The promise of descendants

Abraham is also promised that he will have descendants. God says, “I will make of you a great nation,” in Genesis 12:2. The promise implies that the people will be a righteous people because Abraham is told that this great nation will make his name great. The people called by Abraham’s name can only make his name great in the earth if they are a righteous people in the eyes of God. In other words, this statement refers to quality as well as quantity. Righteousness is what makes a nation great, not merely its large population (see Proverbs 14:34).

Abraham will be a blessing to the earth because the nation that flows from him will be a blessing to all the earth. Again, this enforces the prediction that the nation coming from him will be righteous. In biblical thinking, the unrighteous are cut off from the earth (see Psalm 37), but Abraham is promised the exact opposite—descendants who make his name great!

THE PROMISE TO THE NATIONS

Abraham also receives a promise for the nations of the earth. In Genesis 12:3, God promises him that all the nations of the earth will receive blessing through His plan to make a great nation from Abraham’s descendants. The first two promises are specific to Abraham’s natural descendants, but it is important to recognize that God promises, from the beginning, that His plan for Abraham will be a great blessing to all the nations. Galatians 3:8 and other New Testament passages tell us that this blessing is the offer of salvation to the Gentiles.2 The idea, then, of gentile salvation is not a new idea originating in the New Testament. Instead, we find it right here in the original promise made to Abraham.

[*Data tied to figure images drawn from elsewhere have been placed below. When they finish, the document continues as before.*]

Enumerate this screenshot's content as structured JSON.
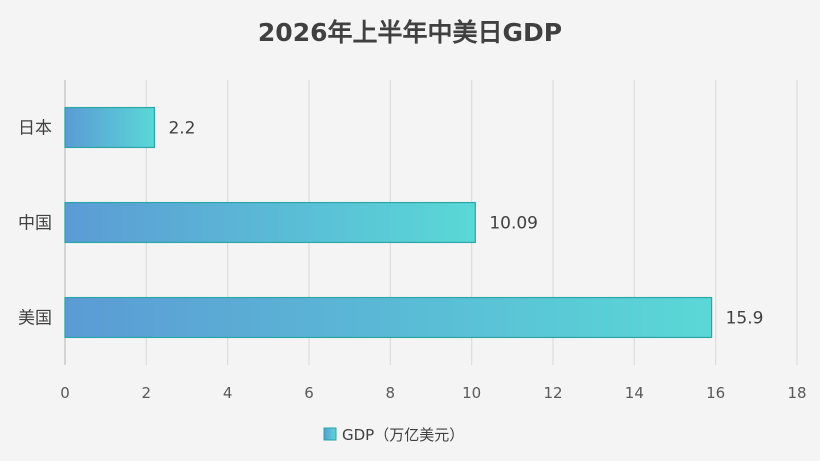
{
  "chart_data": {
    "type": "bar",
    "orientation": "horizontal",
    "title": "2026年上半年中美日GDP",
    "categories": [
      "美国",
      "中国",
      "日本"
    ],
    "series": [
      {
        "name": "GDP（万亿美元）",
        "values": [
          15.9,
          10.09,
          2.2
        ]
      }
    ],
    "data_labels": [
      "15.9",
      "10.09",
      "2.2"
    ],
    "xlim": [
      0,
      18
    ],
    "x_ticks": [
      0,
      2,
      4,
      6,
      8,
      10,
      12,
      14,
      16,
      18
    ],
    "grid": "vertical",
    "legend_position": "bottom",
    "colors": {
      "bar_gradient_start": "#5b9bd5",
      "bar_gradient_end": "#5ad8d6",
      "bar_stroke": "#2aa6a6",
      "grid": "#dcdcdc",
      "axis": "#bfbfbf",
      "background": "#f4f4f4"
    }
  }
}
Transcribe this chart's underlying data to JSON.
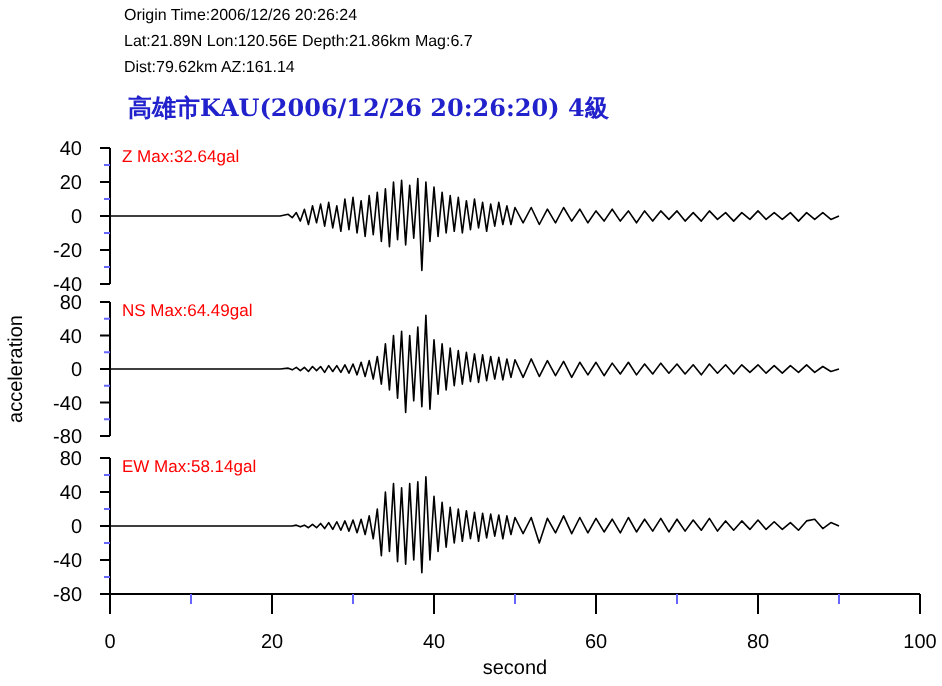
{
  "chart_data": [
    {
      "type": "line",
      "title": "高雄市KAU(2006/12/26 20:26:20)    4級",
      "annotations": [
        "Origin Time:2006/12/26 20:26:24",
        "Lat:21.89N  Lon:120.56E  Depth:21.86km  Mag:6.7",
        "Dist:79.62km  AZ:161.14",
        "Z Max:32.64gal"
      ],
      "xlim": [
        0,
        100
      ],
      "ylim": [
        -40,
        40
      ],
      "yticks": [
        -40,
        {
          "value": -30,
          "label": null
        },
        -20,
        {
          "value": -10,
          "label": null
        },
        0,
        {
          "value": 10,
          "label": null
        },
        20,
        {
          "value": 30,
          "label": null
        },
        40
      ],
      "tick_labels": "y",
      "grid": false,
      "x": [
        0,
        21,
        22,
        22.5,
        23,
        23.5,
        24,
        24.5,
        25,
        25.5,
        26,
        26.5,
        27,
        27.5,
        28,
        28.5,
        29,
        29.5,
        30,
        30.5,
        31,
        31.5,
        32,
        32.5,
        33,
        33.5,
        34,
        34.5,
        35,
        35.5,
        36,
        36.5,
        37,
        37.5,
        38,
        38.5,
        39,
        39.5,
        40,
        40.5,
        41,
        41.5,
        42,
        42.5,
        43,
        43.5,
        44,
        44.5,
        45,
        45.5,
        46,
        46.5,
        47,
        47.5,
        48,
        48.5,
        49,
        49.5,
        50,
        51,
        52,
        53,
        54,
        55,
        56,
        57,
        58,
        59,
        60,
        61,
        62,
        63,
        64,
        65,
        66,
        67,
        68,
        69,
        70,
        71,
        72,
        73,
        74,
        75,
        76,
        77,
        78,
        79,
        80,
        81,
        82,
        83,
        84,
        85,
        86,
        87,
        88,
        89,
        90
      ],
      "series": [
        {
          "color": "#000000",
          "values": [
            0,
            0,
            1,
            -1,
            2,
            -3,
            4,
            -5,
            6,
            -4,
            7,
            -6,
            8,
            -7,
            6,
            -9,
            10,
            -8,
            11,
            -10,
            9,
            -12,
            12,
            -11,
            14,
            -15,
            16,
            -18,
            20,
            -14,
            21,
            -17,
            18,
            -13,
            22,
            -32,
            20,
            -15,
            17,
            -12,
            14,
            -10,
            12,
            -9,
            11,
            -10,
            9,
            -8,
            10,
            -7,
            8,
            -9,
            7,
            -6,
            8,
            -5,
            6,
            -5,
            5,
            -4,
            5,
            -5,
            4,
            -4,
            5,
            -3,
            4,
            -4,
            3,
            -3,
            4,
            -3,
            3,
            -4,
            3,
            -3,
            3,
            -2,
            3,
            -3,
            2,
            -3,
            3,
            -2,
            2,
            -3,
            2,
            -2,
            3,
            -2,
            2,
            -2,
            2,
            -3,
            2,
            -2,
            2,
            -2,
            0
          ]
        }
      ]
    },
    {
      "type": "line",
      "ylabel": "acceleration",
      "annotations": [
        "NS Max:64.49gal"
      ],
      "xlim": [
        0,
        100
      ],
      "ylim": [
        -80,
        80
      ],
      "yticks": [
        -80,
        {
          "value": -60,
          "label": null
        },
        -40,
        {
          "value": -20,
          "label": null
        },
        0,
        {
          "value": 20,
          "label": null
        },
        40,
        {
          "value": 60,
          "label": null
        },
        80
      ],
      "tick_labels": "y",
      "grid": false,
      "x": [
        0,
        21,
        22,
        22.5,
        23,
        23.5,
        24,
        24.5,
        25,
        25.5,
        26,
        26.5,
        27,
        27.5,
        28,
        28.5,
        29,
        29.5,
        30,
        30.5,
        31,
        31.5,
        32,
        32.5,
        33,
        33.5,
        34,
        34.5,
        35,
        35.5,
        36,
        36.5,
        37,
        37.5,
        38,
        38.5,
        39,
        39.5,
        40,
        40.5,
        41,
        41.5,
        42,
        42.5,
        43,
        43.5,
        44,
        44.5,
        45,
        45.5,
        46,
        46.5,
        47,
        47.5,
        48,
        48.5,
        49,
        49.5,
        50,
        51,
        52,
        53,
        54,
        55,
        56,
        57,
        58,
        59,
        60,
        61,
        62,
        63,
        64,
        65,
        66,
        67,
        68,
        69,
        70,
        71,
        72,
        73,
        74,
        75,
        76,
        77,
        78,
        79,
        80,
        81,
        82,
        83,
        84,
        85,
        86,
        87,
        88,
        89,
        90
      ],
      "series": [
        {
          "color": "#000000",
          "values": [
            0,
            0,
            1,
            -1,
            2,
            -2,
            2,
            -3,
            3,
            -2,
            3,
            -4,
            4,
            -3,
            4,
            -4,
            5,
            -5,
            6,
            -7,
            8,
            -9,
            10,
            -12,
            15,
            -18,
            30,
            -25,
            40,
            -35,
            45,
            -52,
            40,
            -38,
            50,
            -45,
            64,
            -48,
            35,
            -30,
            30,
            -25,
            25,
            -20,
            22,
            -18,
            20,
            -15,
            18,
            -16,
            17,
            -14,
            15,
            -12,
            14,
            -13,
            12,
            -10,
            11,
            -10,
            12,
            -9,
            10,
            -8,
            9,
            -10,
            8,
            -7,
            8,
            -8,
            7,
            -6,
            8,
            -7,
            6,
            -6,
            7,
            -5,
            6,
            -6,
            5,
            -7,
            6,
            -5,
            5,
            -6,
            5,
            -4,
            5,
            -5,
            4,
            -5,
            4,
            -4,
            5,
            -4,
            3,
            -3,
            0
          ]
        }
      ]
    },
    {
      "type": "line",
      "xlabel": "second",
      "annotations": [
        "EW Max:58.14gal"
      ],
      "xlim": [
        0,
        100
      ],
      "xticks": [
        0,
        {
          "value": 10,
          "label": null
        },
        20,
        {
          "value": 30,
          "label": null
        },
        40,
        {
          "value": 50,
          "label": null
        },
        60,
        {
          "value": 70,
          "label": null
        },
        80,
        {
          "value": 90,
          "label": null
        },
        100
      ],
      "ylim": [
        -80,
        80
      ],
      "yticks": [
        -80,
        {
          "value": -60,
          "label": null
        },
        -40,
        {
          "value": -20,
          "label": null
        },
        0,
        {
          "value": 20,
          "label": null
        },
        40,
        {
          "value": 60,
          "label": null
        },
        80
      ],
      "grid": false,
      "x": [
        0,
        21,
        22,
        22.5,
        23,
        23.5,
        24,
        24.5,
        25,
        25.5,
        26,
        26.5,
        27,
        27.5,
        28,
        28.5,
        29,
        29.5,
        30,
        30.5,
        31,
        31.5,
        32,
        32.5,
        33,
        33.5,
        34,
        34.5,
        35,
        35.5,
        36,
        36.5,
        37,
        37.5,
        38,
        38.5,
        39,
        39.5,
        40,
        40.5,
        41,
        41.5,
        42,
        42.5,
        43,
        43.5,
        44,
        44.5,
        45,
        45.5,
        46,
        46.5,
        47,
        47.5,
        48,
        48.5,
        49,
        49.5,
        50,
        51,
        52,
        53,
        54,
        55,
        56,
        57,
        58,
        59,
        60,
        61,
        62,
        63,
        64,
        65,
        66,
        67,
        68,
        69,
        70,
        71,
        72,
        73,
        74,
        75,
        76,
        77,
        78,
        79,
        80,
        81,
        82,
        83,
        84,
        85,
        86,
        87,
        88,
        89,
        90
      ],
      "series": [
        {
          "color": "#000000",
          "values": [
            0,
            0,
            0,
            0,
            1,
            -1,
            1,
            -2,
            2,
            -2,
            3,
            -3,
            4,
            -4,
            5,
            -5,
            6,
            -6,
            7,
            -8,
            8,
            -10,
            12,
            -15,
            20,
            -35,
            40,
            -30,
            50,
            -42,
            45,
            -45,
            50,
            -40,
            52,
            -55,
            58,
            -40,
            35,
            -30,
            28,
            -25,
            22,
            -20,
            20,
            -18,
            18,
            -15,
            16,
            -18,
            15,
            -14,
            14,
            -12,
            13,
            -15,
            12,
            -10,
            10,
            -9,
            10,
            -20,
            9,
            -8,
            12,
            -9,
            10,
            -8,
            9,
            -7,
            8,
            -8,
            10,
            -7,
            8,
            -6,
            9,
            -7,
            8,
            -6,
            7,
            -5,
            9,
            -6,
            6,
            -5,
            6,
            -4,
            7,
            -4,
            5,
            -4,
            4,
            -5,
            6,
            8,
            -3,
            4,
            0
          ]
        }
      ]
    }
  ]
}
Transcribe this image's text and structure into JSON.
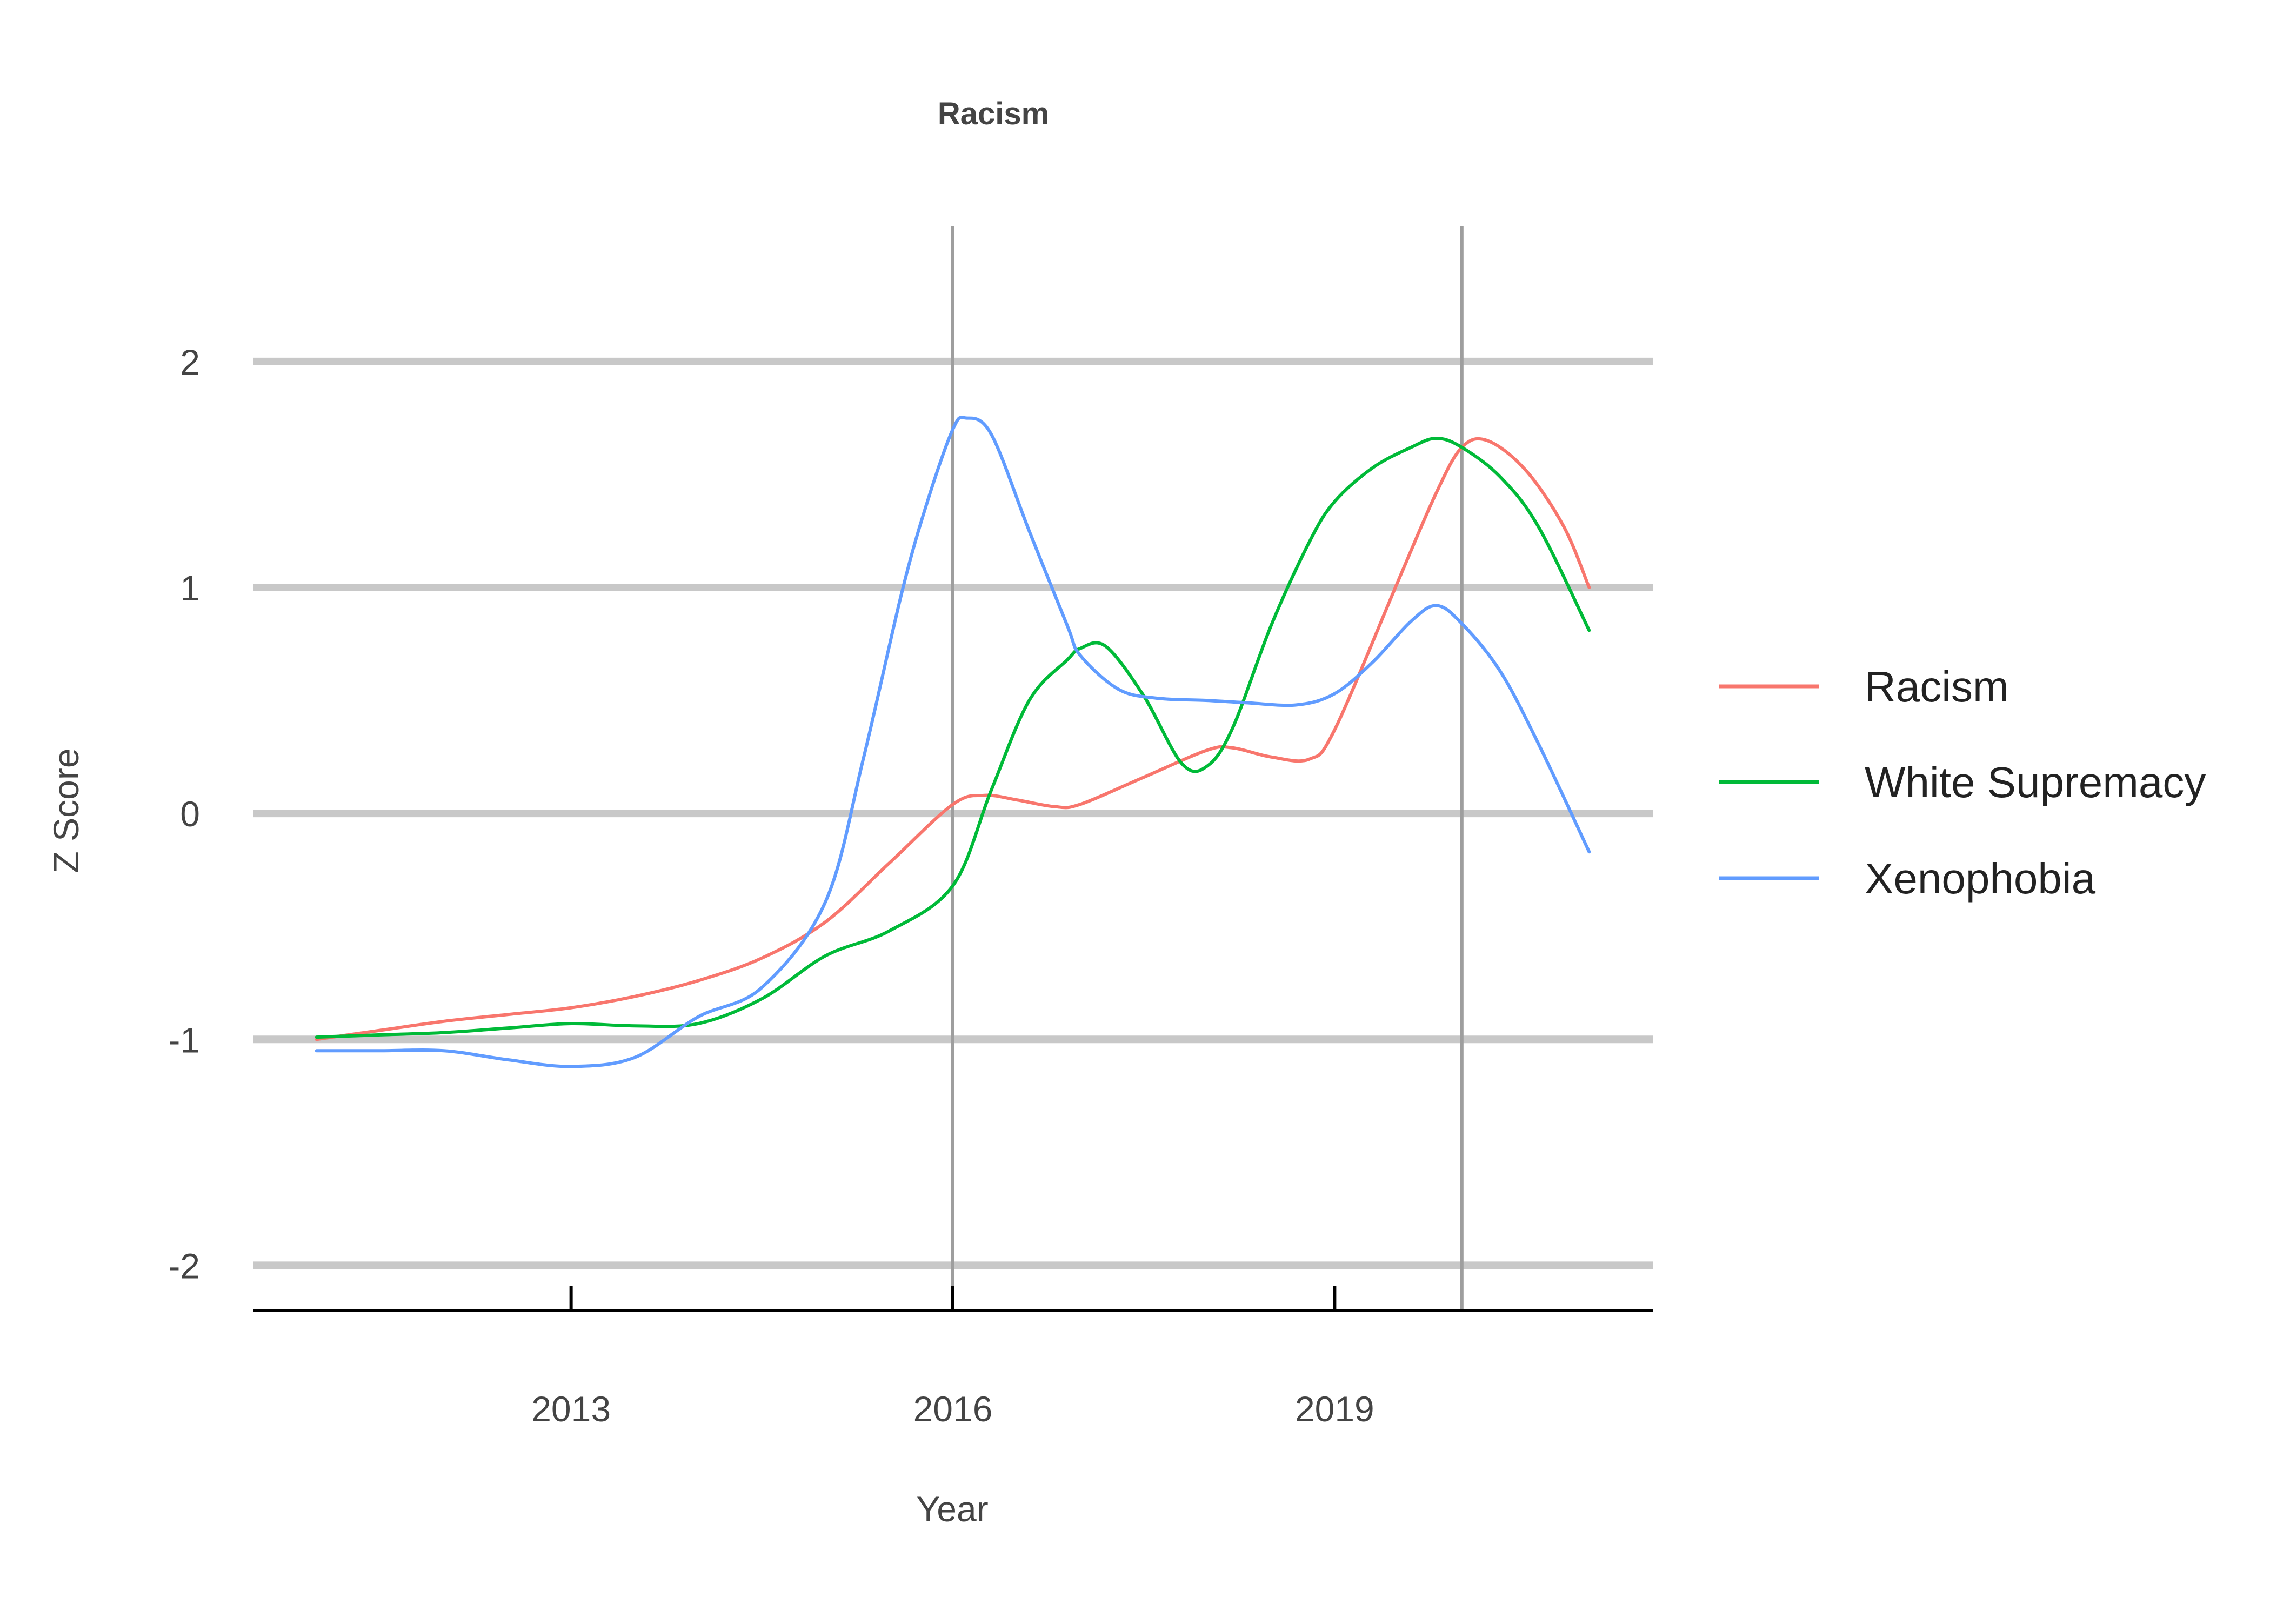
{
  "chart_data": {
    "type": "line",
    "title": "Racism",
    "xlabel": "Year",
    "ylabel": "Z Score",
    "xlim": [
      2010.5,
      2021.5
    ],
    "ylim": [
      -2.2,
      2.6
    ],
    "x_ticks": [
      2013,
      2016,
      2019
    ],
    "x_tick_labels": [
      "2013",
      "2016",
      "2019"
    ],
    "y_ticks": [
      -2,
      -1,
      0,
      1,
      2
    ],
    "y_tick_labels": [
      "-2",
      "-1",
      "0",
      "1",
      "2"
    ],
    "gridlines": "horizontal",
    "vlines": [
      2016,
      2020
    ],
    "legend_position": "right",
    "series": [
      {
        "name": "Racism",
        "color": "#F8766D",
        "x": [
          2011.0,
          2011.5,
          2012.0,
          2012.5,
          2013.0,
          2013.5,
          2014.0,
          2014.5,
          2015.0,
          2015.5,
          2016.0,
          2016.25,
          2016.5,
          2016.8,
          2017.0,
          2017.5,
          2018.0,
          2018.2,
          2018.5,
          2018.8,
          2019.0,
          2019.5,
          2019.8,
          2020.0,
          2020.2,
          2020.5,
          2020.8,
          2021.0
        ],
        "y": [
          -1.0,
          -0.96,
          -0.92,
          -0.89,
          -0.86,
          -0.81,
          -0.74,
          -0.64,
          -0.48,
          -0.22,
          0.04,
          0.08,
          0.06,
          0.03,
          0.04,
          0.16,
          0.28,
          0.29,
          0.25,
          0.24,
          0.37,
          1.03,
          1.42,
          1.62,
          1.65,
          1.52,
          1.27,
          1.0
        ]
      },
      {
        "name": "White Supremacy",
        "color": "#00BA38",
        "x": [
          2011.0,
          2011.5,
          2012.0,
          2012.5,
          2013.0,
          2013.5,
          2014.0,
          2014.5,
          2015.0,
          2015.5,
          2016.0,
          2016.3,
          2016.6,
          2016.9,
          2017.0,
          2017.2,
          2017.5,
          2017.8,
          2018.0,
          2018.2,
          2018.5,
          2018.8,
          2019.0,
          2019.3,
          2019.6,
          2019.8,
          2020.0,
          2020.3,
          2020.6,
          2021.0
        ],
        "y": [
          -0.99,
          -0.98,
          -0.97,
          -0.95,
          -0.93,
          -0.94,
          -0.93,
          -0.82,
          -0.63,
          -0.52,
          -0.32,
          0.1,
          0.5,
          0.68,
          0.73,
          0.74,
          0.52,
          0.22,
          0.21,
          0.38,
          0.83,
          1.2,
          1.38,
          1.53,
          1.62,
          1.66,
          1.62,
          1.49,
          1.27,
          0.81
        ]
      },
      {
        "name": "Xenophobia",
        "color": "#619CFF",
        "x": [
          2011.0,
          2011.5,
          2012.0,
          2012.5,
          2013.0,
          2013.5,
          2014.0,
          2014.5,
          2015.0,
          2015.3,
          2015.6,
          2015.8,
          2016.0,
          2016.1,
          2016.3,
          2016.6,
          2016.9,
          2017.0,
          2017.3,
          2017.6,
          2018.0,
          2018.3,
          2018.7,
          2019.0,
          2019.3,
          2019.6,
          2019.8,
          2020.0,
          2020.3,
          2020.6,
          2021.0
        ],
        "y": [
          -1.05,
          -1.05,
          -1.05,
          -1.09,
          -1.12,
          -1.08,
          -0.9,
          -0.77,
          -0.39,
          0.25,
          0.98,
          1.38,
          1.7,
          1.75,
          1.68,
          1.25,
          0.83,
          0.7,
          0.55,
          0.51,
          0.5,
          0.49,
          0.48,
          0.53,
          0.67,
          0.85,
          0.92,
          0.84,
          0.63,
          0.31,
          -0.17
        ]
      }
    ]
  }
}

God is going to bring blessing to all the people of the earth, every tribe and tongue, in the process of fulfilling the first two promises He made to Abraham. From the beginning, God is committed to the nations, and their salvation and Israel’s salvation are deeply intertwined.

THE WARNING OF CONTROVERSY

Having then made these three promises to Abraham, God says something interesting. He tells Abraham that He “will bless those who bless” Abraham and curse those who dishonor him (Genesis 12:3). Dishonor is translated curse in the New American Standard Bible and treats you lightly in the New English Translation. A curse as a consequence serves as a sober warning to Abraham that God’s plan is going to be controversial in the nations. There will be individuals who agree with and bless God’s plan by blessing Abraham, and there will be those individuals who curse or treat Abraham lightly because of how God chooses to fulfill His three promises to him.

Because this verse ends with, “and in you all the families of the earth shall be blessed,” it indicates that the salvation of the nations will ultimately be connected to how they relate to Abraham or to God’s plan to fulfill all three promises. The nations are warned it will be easy to take offense at God’s plan; however, they are also told that blessing God’s plan through blessing Abraham is the way to receive the blessing that will flow through God’s plan to them—to all the nations of the earth. This is the very same thing the apostle Paul said when he told the gentile believers in Rome to not be arrogant toward the unsaved Jewish people (see Romans 11:20, 23–27).

All three promises are tied together and will be fulfilled together. The nations will receive blessing and salvation in the way God accomplishes His plan to make the Jewish people a great people who permanently inherit a land and who, by way of receiving their promises, will bless the nations. The Jewish people cannot receive their full inheritance unless the nations come into the blessing of salvation, but the nations cannot receive their full blessing without the Jewish people receiving salvation and a land inheritance.3 These three promises are three strands of one cord. God will not fulfill only one without the other. All three of them must be fulfilled, and because of the way they are interdependent all three will come to their complete fulfillment at the same time.

Right there, in Genesis 12, we find the three core promises that drive God’s redemptive plan: 1) Abraham will have descendants who will become a righteous nation, 2) those descendants will permanently inherit a land, and 3) the nations will receive blessing and salvation through the process. These three promises become the foundation of God’s mission in the world and are reiterated throughout the biblical narrative.

In Galatians, Paul tells us plainly that Abraham received the essence of the gospel in Genesis 12.

And the Scripture, foreseeing that God would justify the Gentiles by faith, preached the gospel beforehand to Abraham, saying, “In you shall all the nations be blessed.” (Galatians 3:8)

Paul tells us that Genesis 12 predicts both justification by faith and the salvation of the Gentiles. Note carefully how Paul makes his case about the salvation of the Gentiles. He does not apply Abraham’s first two promises to the Gentiles; instead, he notes the promise to the Gentiles was always in the covenant made with Abraham, as was righteousness by faith. Paul recognizes God was intentional from the beginning of His redemptive work to plainly state that the Gentiles would receive great blessing from His covenant with Abraham. Since Paul recognizes the promise made to the Gentiles as a literal promise, then it makes sense for us to take literally the other promises to Abraham’s descendants as well—especially in light of Abraham’s encounter with God in Genesis 15.